Le prime prove – come il citato Mondo grua o come Familia rodante – restavano le migliori, con la loro narrazione picaresca, episodica, priva di conflitti forti, che seguiva le vicende ordinarie di personaggi medi, o mediocri, né buoni né cattivi. I film successivi, come Leonera o Carancho, hanno preferito un approccio differente, introducendo toni più accesi, ponendo i personaggi al centro di conflitti più netti, nei quali la violenza veniva a giocare un ruolo rilevante (e che talvolta rimandavano a strutture di genere – il film carcerario in Leonera, il noir urbano in Carancho). 

L’abilità registica – la capacità di dar ritmo alle sequenze con lunghi movimenti di macchina o con montaggi concitati – era indiscutibile, ma la costruzione dei film lasciava talvolta la sensazione di andare in troppe direzioni senza riuscire a dare alle storie un “centro” (le troppe sorprese del finale di Carancho, i toni patetico-sentimentali che affioravano in Elefante blanco, ecc.).

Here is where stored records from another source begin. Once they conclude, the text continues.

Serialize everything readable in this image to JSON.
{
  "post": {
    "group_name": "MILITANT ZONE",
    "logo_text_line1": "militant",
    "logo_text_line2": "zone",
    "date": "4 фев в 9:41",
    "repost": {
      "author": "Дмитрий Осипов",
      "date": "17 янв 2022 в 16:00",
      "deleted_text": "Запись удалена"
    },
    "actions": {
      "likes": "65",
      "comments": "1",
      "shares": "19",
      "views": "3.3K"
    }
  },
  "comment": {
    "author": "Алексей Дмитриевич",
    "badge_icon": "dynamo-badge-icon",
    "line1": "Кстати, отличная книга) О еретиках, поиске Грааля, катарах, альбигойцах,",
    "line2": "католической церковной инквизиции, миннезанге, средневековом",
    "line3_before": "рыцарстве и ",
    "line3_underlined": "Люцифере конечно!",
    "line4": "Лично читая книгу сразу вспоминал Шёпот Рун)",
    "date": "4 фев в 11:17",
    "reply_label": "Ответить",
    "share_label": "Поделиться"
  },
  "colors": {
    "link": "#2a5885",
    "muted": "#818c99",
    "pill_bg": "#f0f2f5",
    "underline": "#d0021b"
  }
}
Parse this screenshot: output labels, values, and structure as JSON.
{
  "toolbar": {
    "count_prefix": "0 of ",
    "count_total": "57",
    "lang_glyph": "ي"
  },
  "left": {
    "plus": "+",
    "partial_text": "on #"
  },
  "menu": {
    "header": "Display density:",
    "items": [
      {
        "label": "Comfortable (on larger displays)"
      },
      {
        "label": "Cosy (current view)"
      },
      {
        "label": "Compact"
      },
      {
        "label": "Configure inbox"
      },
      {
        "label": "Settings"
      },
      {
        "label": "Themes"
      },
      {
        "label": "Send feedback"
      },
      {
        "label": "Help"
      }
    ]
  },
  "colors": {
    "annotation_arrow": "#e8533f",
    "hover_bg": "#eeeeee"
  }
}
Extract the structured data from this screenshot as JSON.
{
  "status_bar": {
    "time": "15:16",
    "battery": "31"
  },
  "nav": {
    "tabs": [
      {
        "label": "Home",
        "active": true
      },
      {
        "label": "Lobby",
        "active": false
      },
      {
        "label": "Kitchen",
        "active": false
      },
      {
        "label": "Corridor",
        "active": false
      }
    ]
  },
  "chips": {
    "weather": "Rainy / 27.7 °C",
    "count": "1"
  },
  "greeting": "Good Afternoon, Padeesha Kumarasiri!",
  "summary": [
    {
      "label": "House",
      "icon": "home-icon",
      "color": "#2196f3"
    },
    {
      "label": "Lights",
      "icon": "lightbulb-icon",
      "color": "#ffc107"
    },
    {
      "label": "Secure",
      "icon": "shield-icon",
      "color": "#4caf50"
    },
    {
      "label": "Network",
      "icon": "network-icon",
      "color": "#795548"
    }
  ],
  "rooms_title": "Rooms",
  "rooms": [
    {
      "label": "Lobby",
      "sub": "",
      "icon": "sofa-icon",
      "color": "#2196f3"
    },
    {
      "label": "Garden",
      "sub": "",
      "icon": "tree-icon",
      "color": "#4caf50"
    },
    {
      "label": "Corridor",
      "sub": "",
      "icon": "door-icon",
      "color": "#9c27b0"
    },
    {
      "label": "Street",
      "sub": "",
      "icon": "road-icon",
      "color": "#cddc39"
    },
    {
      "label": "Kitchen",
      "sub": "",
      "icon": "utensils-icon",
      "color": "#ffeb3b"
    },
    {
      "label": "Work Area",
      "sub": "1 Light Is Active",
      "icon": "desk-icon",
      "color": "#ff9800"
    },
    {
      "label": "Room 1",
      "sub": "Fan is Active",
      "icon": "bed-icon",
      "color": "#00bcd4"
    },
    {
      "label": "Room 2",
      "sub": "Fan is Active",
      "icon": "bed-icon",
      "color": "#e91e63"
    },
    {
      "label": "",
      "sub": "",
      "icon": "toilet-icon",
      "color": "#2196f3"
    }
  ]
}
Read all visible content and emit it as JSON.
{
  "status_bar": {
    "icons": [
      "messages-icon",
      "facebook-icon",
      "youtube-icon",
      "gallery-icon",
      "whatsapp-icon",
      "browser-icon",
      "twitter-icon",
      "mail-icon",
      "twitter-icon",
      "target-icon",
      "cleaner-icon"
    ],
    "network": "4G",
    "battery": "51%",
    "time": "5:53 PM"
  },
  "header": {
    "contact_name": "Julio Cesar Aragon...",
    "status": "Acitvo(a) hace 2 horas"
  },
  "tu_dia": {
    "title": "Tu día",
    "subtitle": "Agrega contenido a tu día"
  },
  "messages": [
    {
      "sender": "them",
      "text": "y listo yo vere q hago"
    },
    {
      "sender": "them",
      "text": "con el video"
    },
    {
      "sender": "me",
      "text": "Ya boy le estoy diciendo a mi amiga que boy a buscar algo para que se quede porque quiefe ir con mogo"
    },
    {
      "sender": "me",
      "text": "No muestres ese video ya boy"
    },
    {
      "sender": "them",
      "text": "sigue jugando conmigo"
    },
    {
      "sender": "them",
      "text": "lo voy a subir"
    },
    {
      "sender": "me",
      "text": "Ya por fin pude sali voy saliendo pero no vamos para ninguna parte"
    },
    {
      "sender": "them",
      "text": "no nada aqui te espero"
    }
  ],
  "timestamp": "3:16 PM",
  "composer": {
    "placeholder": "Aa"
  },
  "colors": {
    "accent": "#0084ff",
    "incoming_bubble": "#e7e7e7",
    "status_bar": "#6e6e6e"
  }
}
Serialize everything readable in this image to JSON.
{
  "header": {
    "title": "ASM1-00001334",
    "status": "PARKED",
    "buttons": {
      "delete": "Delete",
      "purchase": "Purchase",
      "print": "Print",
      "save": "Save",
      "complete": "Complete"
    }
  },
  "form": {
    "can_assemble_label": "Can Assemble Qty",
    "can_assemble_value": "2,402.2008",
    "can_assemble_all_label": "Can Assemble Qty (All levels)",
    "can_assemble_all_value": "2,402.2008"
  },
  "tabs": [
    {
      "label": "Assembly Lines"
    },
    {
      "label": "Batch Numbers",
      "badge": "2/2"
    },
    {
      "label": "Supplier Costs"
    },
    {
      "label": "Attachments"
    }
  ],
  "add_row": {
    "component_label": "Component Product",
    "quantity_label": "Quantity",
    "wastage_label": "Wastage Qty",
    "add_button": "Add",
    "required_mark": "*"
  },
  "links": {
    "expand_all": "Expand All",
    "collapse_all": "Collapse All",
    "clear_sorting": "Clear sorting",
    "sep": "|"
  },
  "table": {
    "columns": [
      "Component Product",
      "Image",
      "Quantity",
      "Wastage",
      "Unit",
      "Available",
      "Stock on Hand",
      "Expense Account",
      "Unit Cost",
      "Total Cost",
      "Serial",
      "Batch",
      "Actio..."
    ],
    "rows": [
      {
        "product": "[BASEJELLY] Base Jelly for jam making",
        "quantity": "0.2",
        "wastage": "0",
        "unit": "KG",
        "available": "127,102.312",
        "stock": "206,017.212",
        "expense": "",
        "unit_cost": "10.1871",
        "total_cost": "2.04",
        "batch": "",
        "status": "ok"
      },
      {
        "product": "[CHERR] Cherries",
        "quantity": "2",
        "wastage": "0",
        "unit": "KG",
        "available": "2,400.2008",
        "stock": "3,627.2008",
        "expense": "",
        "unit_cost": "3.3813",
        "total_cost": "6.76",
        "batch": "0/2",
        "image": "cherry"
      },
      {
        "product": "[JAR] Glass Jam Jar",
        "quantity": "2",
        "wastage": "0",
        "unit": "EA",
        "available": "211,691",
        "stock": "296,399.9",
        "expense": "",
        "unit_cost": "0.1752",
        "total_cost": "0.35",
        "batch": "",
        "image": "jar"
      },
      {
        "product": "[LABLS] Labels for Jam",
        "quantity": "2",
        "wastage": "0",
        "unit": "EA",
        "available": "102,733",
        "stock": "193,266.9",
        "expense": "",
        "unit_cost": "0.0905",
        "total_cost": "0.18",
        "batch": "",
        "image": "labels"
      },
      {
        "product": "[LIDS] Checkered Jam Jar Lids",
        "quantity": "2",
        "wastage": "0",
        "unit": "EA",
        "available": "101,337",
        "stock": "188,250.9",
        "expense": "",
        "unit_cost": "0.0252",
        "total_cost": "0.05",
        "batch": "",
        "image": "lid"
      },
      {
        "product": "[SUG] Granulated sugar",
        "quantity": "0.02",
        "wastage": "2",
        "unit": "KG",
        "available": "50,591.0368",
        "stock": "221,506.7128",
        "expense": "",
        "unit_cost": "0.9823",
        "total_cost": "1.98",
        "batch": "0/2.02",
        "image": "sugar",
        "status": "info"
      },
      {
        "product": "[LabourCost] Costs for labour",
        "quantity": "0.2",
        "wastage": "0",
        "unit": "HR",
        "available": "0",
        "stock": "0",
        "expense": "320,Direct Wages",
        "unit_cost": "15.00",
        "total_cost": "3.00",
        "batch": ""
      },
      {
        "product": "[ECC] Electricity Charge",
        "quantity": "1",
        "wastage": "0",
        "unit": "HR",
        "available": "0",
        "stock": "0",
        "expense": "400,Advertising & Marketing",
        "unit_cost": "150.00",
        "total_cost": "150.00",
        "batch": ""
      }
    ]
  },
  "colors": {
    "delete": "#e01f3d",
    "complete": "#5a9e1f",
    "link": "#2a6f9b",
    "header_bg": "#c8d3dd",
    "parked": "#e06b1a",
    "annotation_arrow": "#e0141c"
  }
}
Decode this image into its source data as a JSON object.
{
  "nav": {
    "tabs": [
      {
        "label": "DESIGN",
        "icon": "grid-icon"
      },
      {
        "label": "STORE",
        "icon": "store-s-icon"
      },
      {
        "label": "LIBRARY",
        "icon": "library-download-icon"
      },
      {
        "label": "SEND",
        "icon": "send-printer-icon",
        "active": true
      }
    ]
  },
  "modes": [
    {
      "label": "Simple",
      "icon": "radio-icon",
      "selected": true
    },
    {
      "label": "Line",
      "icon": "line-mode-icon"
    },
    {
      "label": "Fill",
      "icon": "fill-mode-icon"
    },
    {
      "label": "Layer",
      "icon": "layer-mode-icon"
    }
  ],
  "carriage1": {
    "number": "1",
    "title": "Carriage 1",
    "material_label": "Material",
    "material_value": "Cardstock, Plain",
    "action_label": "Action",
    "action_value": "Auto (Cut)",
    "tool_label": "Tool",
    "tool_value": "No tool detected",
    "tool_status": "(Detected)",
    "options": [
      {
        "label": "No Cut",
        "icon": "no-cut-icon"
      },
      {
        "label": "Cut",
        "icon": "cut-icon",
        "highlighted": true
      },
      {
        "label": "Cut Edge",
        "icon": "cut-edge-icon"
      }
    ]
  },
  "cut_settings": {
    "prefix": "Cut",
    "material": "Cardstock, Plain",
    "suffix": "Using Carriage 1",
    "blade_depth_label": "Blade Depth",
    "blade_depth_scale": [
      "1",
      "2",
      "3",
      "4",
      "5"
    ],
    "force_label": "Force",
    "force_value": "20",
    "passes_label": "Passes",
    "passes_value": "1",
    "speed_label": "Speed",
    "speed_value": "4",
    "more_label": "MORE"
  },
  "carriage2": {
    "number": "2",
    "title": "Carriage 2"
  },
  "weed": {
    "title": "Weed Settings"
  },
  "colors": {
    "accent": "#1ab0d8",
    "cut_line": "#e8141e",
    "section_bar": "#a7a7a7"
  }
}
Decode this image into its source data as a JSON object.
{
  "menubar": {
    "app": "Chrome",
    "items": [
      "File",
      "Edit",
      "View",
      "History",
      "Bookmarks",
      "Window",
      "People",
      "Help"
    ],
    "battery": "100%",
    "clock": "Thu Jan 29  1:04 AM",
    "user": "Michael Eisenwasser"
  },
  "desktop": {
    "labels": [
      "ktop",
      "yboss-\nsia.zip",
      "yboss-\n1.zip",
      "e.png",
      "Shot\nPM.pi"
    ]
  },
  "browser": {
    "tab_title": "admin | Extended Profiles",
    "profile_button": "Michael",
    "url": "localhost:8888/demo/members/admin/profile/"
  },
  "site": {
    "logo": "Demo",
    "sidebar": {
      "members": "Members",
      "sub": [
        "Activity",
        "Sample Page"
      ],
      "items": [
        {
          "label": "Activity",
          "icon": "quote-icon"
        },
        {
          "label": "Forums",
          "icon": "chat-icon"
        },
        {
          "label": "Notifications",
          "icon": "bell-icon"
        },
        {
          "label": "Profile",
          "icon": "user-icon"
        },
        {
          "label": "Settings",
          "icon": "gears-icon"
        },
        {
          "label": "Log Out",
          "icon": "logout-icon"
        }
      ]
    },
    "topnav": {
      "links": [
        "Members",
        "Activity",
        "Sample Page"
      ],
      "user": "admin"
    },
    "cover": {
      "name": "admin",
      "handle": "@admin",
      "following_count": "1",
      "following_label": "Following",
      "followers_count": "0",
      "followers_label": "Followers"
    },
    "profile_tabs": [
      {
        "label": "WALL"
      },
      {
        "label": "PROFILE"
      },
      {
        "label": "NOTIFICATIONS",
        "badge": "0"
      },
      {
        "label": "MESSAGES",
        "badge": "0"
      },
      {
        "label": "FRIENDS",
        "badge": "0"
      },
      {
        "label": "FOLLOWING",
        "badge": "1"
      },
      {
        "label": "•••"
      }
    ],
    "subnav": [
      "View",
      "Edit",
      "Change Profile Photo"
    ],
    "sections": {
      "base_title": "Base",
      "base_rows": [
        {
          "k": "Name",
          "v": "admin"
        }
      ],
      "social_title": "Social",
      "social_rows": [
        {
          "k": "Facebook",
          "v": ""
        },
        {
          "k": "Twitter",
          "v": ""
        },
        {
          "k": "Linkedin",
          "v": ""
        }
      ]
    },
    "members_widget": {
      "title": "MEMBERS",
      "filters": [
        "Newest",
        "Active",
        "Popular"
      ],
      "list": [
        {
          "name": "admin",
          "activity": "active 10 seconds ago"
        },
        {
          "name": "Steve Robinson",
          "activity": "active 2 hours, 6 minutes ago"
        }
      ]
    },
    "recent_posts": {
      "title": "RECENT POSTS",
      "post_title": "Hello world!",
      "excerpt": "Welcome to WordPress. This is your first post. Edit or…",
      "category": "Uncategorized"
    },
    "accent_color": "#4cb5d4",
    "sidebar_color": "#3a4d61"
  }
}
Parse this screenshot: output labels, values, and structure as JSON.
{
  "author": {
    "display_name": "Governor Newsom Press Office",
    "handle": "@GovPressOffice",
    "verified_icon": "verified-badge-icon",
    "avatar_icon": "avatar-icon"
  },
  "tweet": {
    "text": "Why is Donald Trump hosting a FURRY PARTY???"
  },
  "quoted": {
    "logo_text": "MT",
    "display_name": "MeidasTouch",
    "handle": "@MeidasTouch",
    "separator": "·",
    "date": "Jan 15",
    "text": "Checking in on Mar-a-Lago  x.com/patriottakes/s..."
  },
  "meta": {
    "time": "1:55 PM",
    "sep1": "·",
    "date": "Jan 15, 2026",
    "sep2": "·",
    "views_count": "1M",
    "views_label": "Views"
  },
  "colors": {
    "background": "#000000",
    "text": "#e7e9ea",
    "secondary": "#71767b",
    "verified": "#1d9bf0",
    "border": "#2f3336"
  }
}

Può darsi che con El clan, Trapero abbia finalmente trovato la strada giusta: qui le sue doti registiche sono messe al servizio di una narrazione precisa, finalmente focalizzata intorno a un “centro” chiaro, e gli elementi “di genere” sono utilizzati per dar vita a una lettura non pretestuosa di un momento storico drammatico della storia argentina.

El clan è infatti un film teso, dal ritmo incalzante, di abilissima fattura (evidente in questo caso l’amore, che già emergeva in film come Carancho, per Scorsese), capace di raccontare un caso che, nella sua patologica anormalità, diventa emblematico del carattere violentemente autoritario di un regime (il “Proceso de Reorganización Nacional” argentino) e del tipo di relazioni sociali che un tale regime fomenta, e in una certa misura impone.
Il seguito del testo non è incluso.